Australian power generation will continue to tilt towards renewables as more ageing coal-fired generators are taken offline and consumer and investor demand continues to grow.
This transition presents risks and opportunities for investors, and Australia can learn from other market experiences, according to Octopus Investments.
Speaking at the Fiduciary Investment Symposium, Sam Reynolds, managing director, Octopus Investments, said demand for renewable energy has created its own momentum.
“The Australian government is being ineffective in creating energy policy that supports renewables, but generally in the face of demand, supply will find a way,” Reynolds said.
“Two out of every three dollars of income created in this country by 2030 will come from millennials. Ninety percent of millennials believe in renewable energy.
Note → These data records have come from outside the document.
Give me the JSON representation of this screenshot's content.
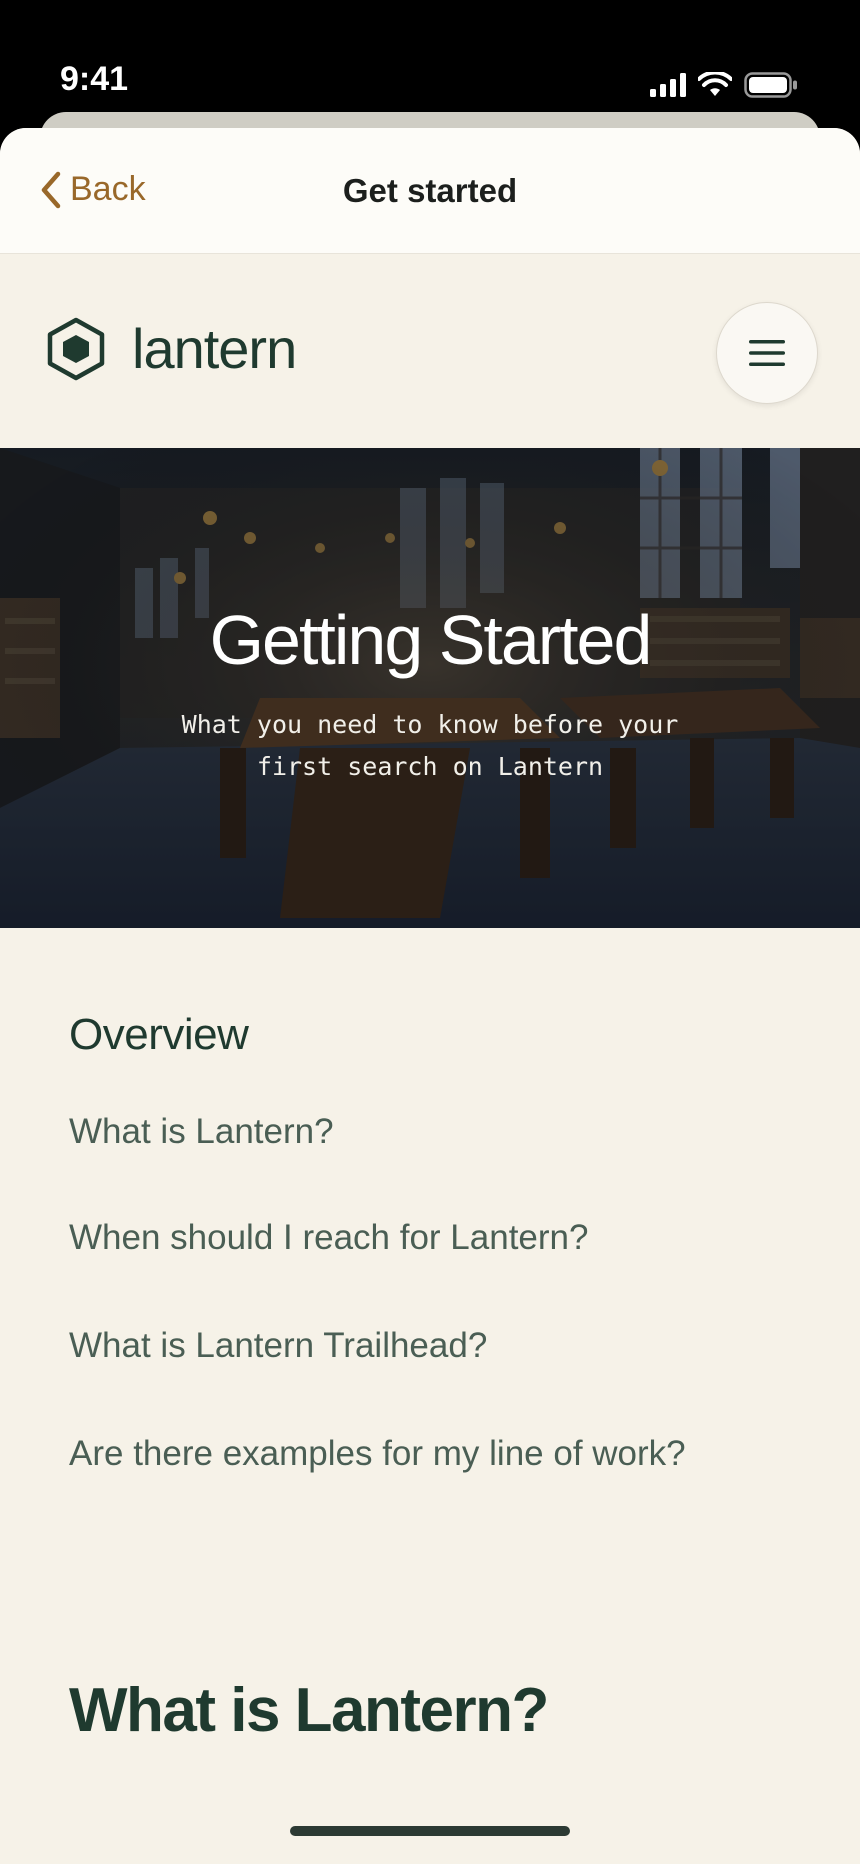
{
  "status_bar": {
    "time": "9:41"
  },
  "nav": {
    "back_label": "Back",
    "title": "Get started"
  },
  "brand": {
    "name": "lantern"
  },
  "hero": {
    "title": "Getting Started",
    "subtitle": "What you need to know before your first search on Lantern"
  },
  "overview": {
    "heading": "Overview",
    "items": [
      "What is Lantern?",
      "When should I reach for Lantern?",
      "What is Lantern Trailhead?",
      "Are there examples for my line of work?"
    ]
  },
  "section": {
    "heading": "What is Lantern?"
  },
  "colors": {
    "accent": "#99682a",
    "brand": "#1f3a2f",
    "background": "#f6f2e8"
  },
  "icons": [
    "chevron-left-icon",
    "hexagon-logo-icon",
    "hamburger-menu-icon",
    "signal-icon",
    "wifi-icon",
    "battery-icon"
  ]
}
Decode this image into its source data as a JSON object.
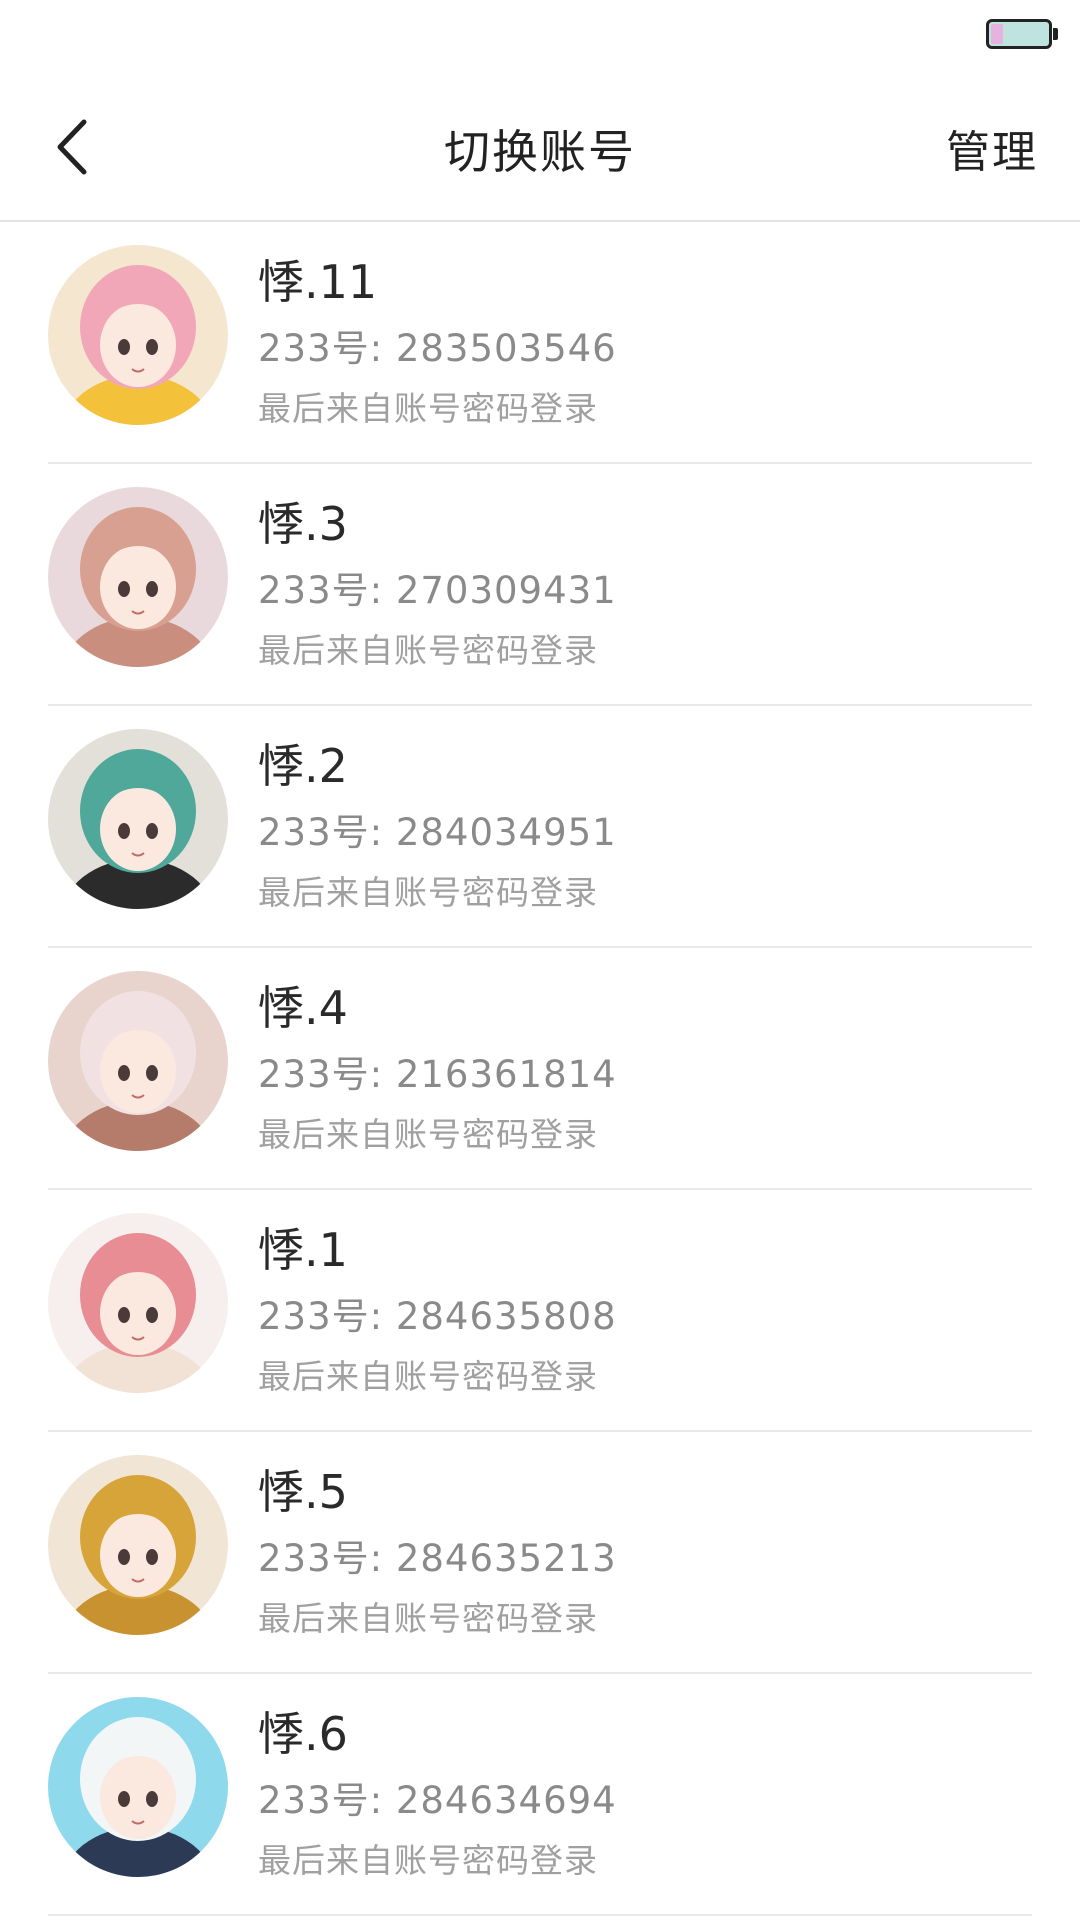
{
  "status_bar": {
    "battery_level": 0.22,
    "battery_color": "#bfe3df",
    "battery_accent": "#e6b3e0"
  },
  "header": {
    "back_icon": "chevron-left-icon",
    "title": "切换账号",
    "manage_label": "管理"
  },
  "accounts": [
    {
      "nickname": "悸.11",
      "id_text": "233号: 283503546",
      "last_login": "最后来自账号密码登录",
      "avatar_palette": [
        "#f5e6cf",
        "#f2a7b8",
        "#f3c23a"
      ]
    },
    {
      "nickname": "悸.3",
      "id_text": "233号: 270309431",
      "last_login": "最后来自账号密码登录",
      "avatar_palette": [
        "#e9d9dc",
        "#d7a091",
        "#c98e7d"
      ]
    },
    {
      "nickname": "悸.2",
      "id_text": "233号: 284034951",
      "last_login": "最后来自账号密码登录",
      "avatar_palette": [
        "#e3e0da",
        "#4fa89a",
        "#2b2b2b"
      ]
    },
    {
      "nickname": "悸.4",
      "id_text": "233号: 216361814",
      "last_login": "最后来自账号密码登录",
      "avatar_palette": [
        "#e8d4cc",
        "#f1e1e3",
        "#b57c6b"
      ]
    },
    {
      "nickname": "悸.1",
      "id_text": "233号: 284635808",
      "last_login": "最后来自账号密码登录",
      "avatar_palette": [
        "#f7efee",
        "#e78d93",
        "#f2e2d6"
      ]
    },
    {
      "nickname": "悸.5",
      "id_text": "233号: 284635213",
      "last_login": "最后来自账号密码登录",
      "avatar_palette": [
        "#f1e6d6",
        "#d7a43a",
        "#c99230"
      ]
    },
    {
      "nickname": "悸.6",
      "id_text": "233号: 284634694",
      "last_login": "最后来自账号密码登录",
      "avatar_palette": [
        "#8fd9ec",
        "#f3f6f7",
        "#2d3a55"
      ]
    }
  ]
}
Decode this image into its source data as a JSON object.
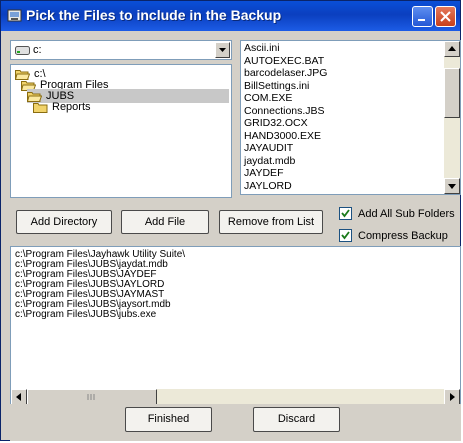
{
  "window": {
    "title": "Pick the Files to include in the Backup"
  },
  "drive": {
    "selected": "c:"
  },
  "tree": [
    {
      "label": "c:\\",
      "level": 0,
      "open": true,
      "selected": false
    },
    {
      "label": "Program Files",
      "level": 1,
      "open": true,
      "selected": false
    },
    {
      "label": "JUBS",
      "level": 2,
      "open": true,
      "selected": true
    },
    {
      "label": "Reports",
      "level": 3,
      "open": false,
      "selected": false
    }
  ],
  "files": [
    "Ascii.ini",
    "AUTOEXEC.BAT",
    "barcodelaser.JPG",
    "BillSettings.ini",
    "COM.EXE",
    "Connections.JBS",
    "GRID32.OCX",
    "HAND3000.EXE",
    "JAYAUDIT",
    "jaydat.mdb",
    "JAYDEF",
    "JAYLORD"
  ],
  "buttons": {
    "add_directory": "Add Directory",
    "add_file": "Add File",
    "remove": "Remove from List",
    "finished": "Finished",
    "discard": "Discard"
  },
  "options": {
    "add_all_subfolders": {
      "label": "Add All Sub Folders",
      "checked": true
    },
    "compress_backup": {
      "label": "Compress Backup",
      "checked": true
    }
  },
  "selected_files": [
    "c:\\Program Files\\Jayhawk Utility Suite\\",
    "c:\\Program Files\\JUBS\\jaydat.mdb",
    "c:\\Program Files\\JUBS\\JAYDEF",
    "c:\\Program Files\\JUBS\\JAYLORD",
    "c:\\Program Files\\JUBS\\JAYMAST",
    "c:\\Program Files\\JUBS\\jaysort.mdb",
    "c:\\Program Files\\JUBS\\jubs.exe"
  ]
}
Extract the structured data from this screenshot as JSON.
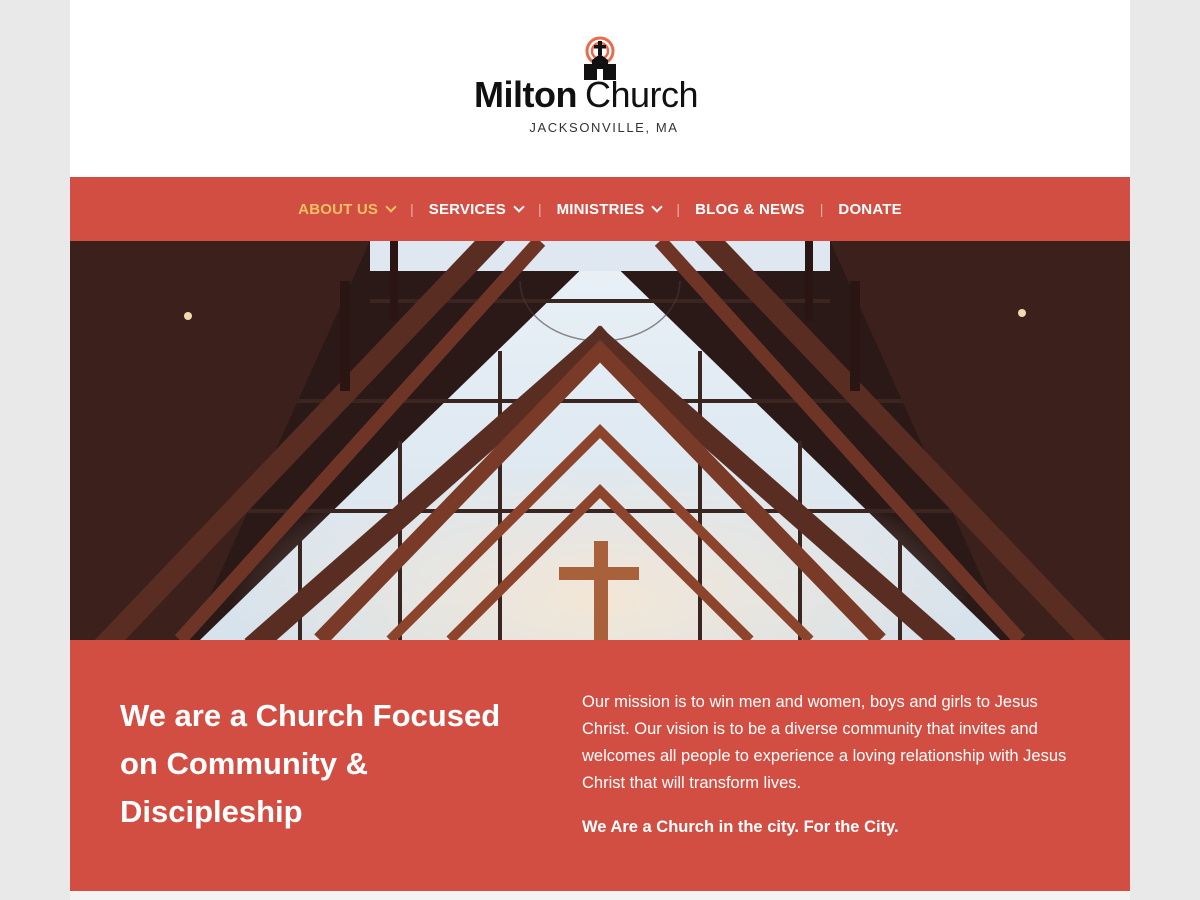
{
  "site": {
    "logo": {
      "name_bold": "Milton",
      "name_regular": "Church",
      "location": "JACKSONVILLE, MA",
      "icon": "church-logo-icon"
    }
  },
  "nav": {
    "items": [
      {
        "label": "ABOUT US",
        "has_dropdown": true,
        "active": true
      },
      {
        "label": "SERVICES",
        "has_dropdown": true,
        "active": false
      },
      {
        "label": "MINISTRIES",
        "has_dropdown": true,
        "active": false
      },
      {
        "label": "BLOG & NEWS",
        "has_dropdown": false,
        "active": false
      },
      {
        "label": "DONATE",
        "has_dropdown": false,
        "active": false
      }
    ],
    "separator": "|"
  },
  "hero": {
    "image_subject": "church-interior-cross-window"
  },
  "intro": {
    "headline": "We are a Church Focused on Community & Discipleship",
    "mission": "Our mission is to win men and women, boys and girls to Jesus Christ. Our vision is to be a diverse community that invites and welcomes all people to experience a loving relationship with Jesus Christ that will transform lives.",
    "tagline": "We Are a Church in the city. For the City."
  },
  "colors": {
    "brand_red": "#d34e42",
    "nav_active": "#f2c062",
    "logo_accent": "#e86b4c",
    "page_background": "#e9e9e9"
  }
}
Ninety percent want sustainable investment options as part of their portfolio.”
However, the transition from predominately coal-fired electricity generation to renewable energy will not be orderly, Reynolds said, based on the European experience.
Even as coal-fired plants such as Hazelwood in Victoria and Liddell in NSW go offline, replacement may not be smooth.
“This lack of supply being added back to the system is going to create sustained pressure on the energy price,” he said. “A key aspect of why renewables cannot simply be added at the rate that everybody thinks is because of the grid.
“If you’re investing into renewable energy anywhere, but particularly in Australia, focus on grid. Do not take a developers’ grid due-diligence report; you need to go much deeper. You need to look at engineers’ reports. You need to look at the whole energy map. A coal-fired plant turning off a year earlier could impact your solar site 3,000 kilometres south of that.”
Investors should also analyse the capital-expenditure costs of grid upgrades and upward pressure from rising consumer demand, Reynolds said.
Investors should also evaluate a potential investment for financial stability five and 10 years out, he said, adding “the energy price will settle on the lowest cost of generation. “
But even as the price of solar panels continues to drop, Reynolds said there is still a case for investing now in solar sites. He noted that while the price of solar panels has dropped 80 per cent over the past five years, the panels only constitute around 25 per cent of upfront capital expenditure on a solar site.
“In this country, the other 75 per cent is labour, and that’s going up,” he said. “It’s also steel framing, some of the more technical kit, from Germany, [which] isn’t going down.
“Quite a lot of the time, you’ll have to put in a grid upgrade. The Australian energy system is set up as a big, long extension cord on the eastern seaboard. Getting your energy back from western NSW or western Queensland into the grid is going to cost you, and you need to put it into your upfront capex.”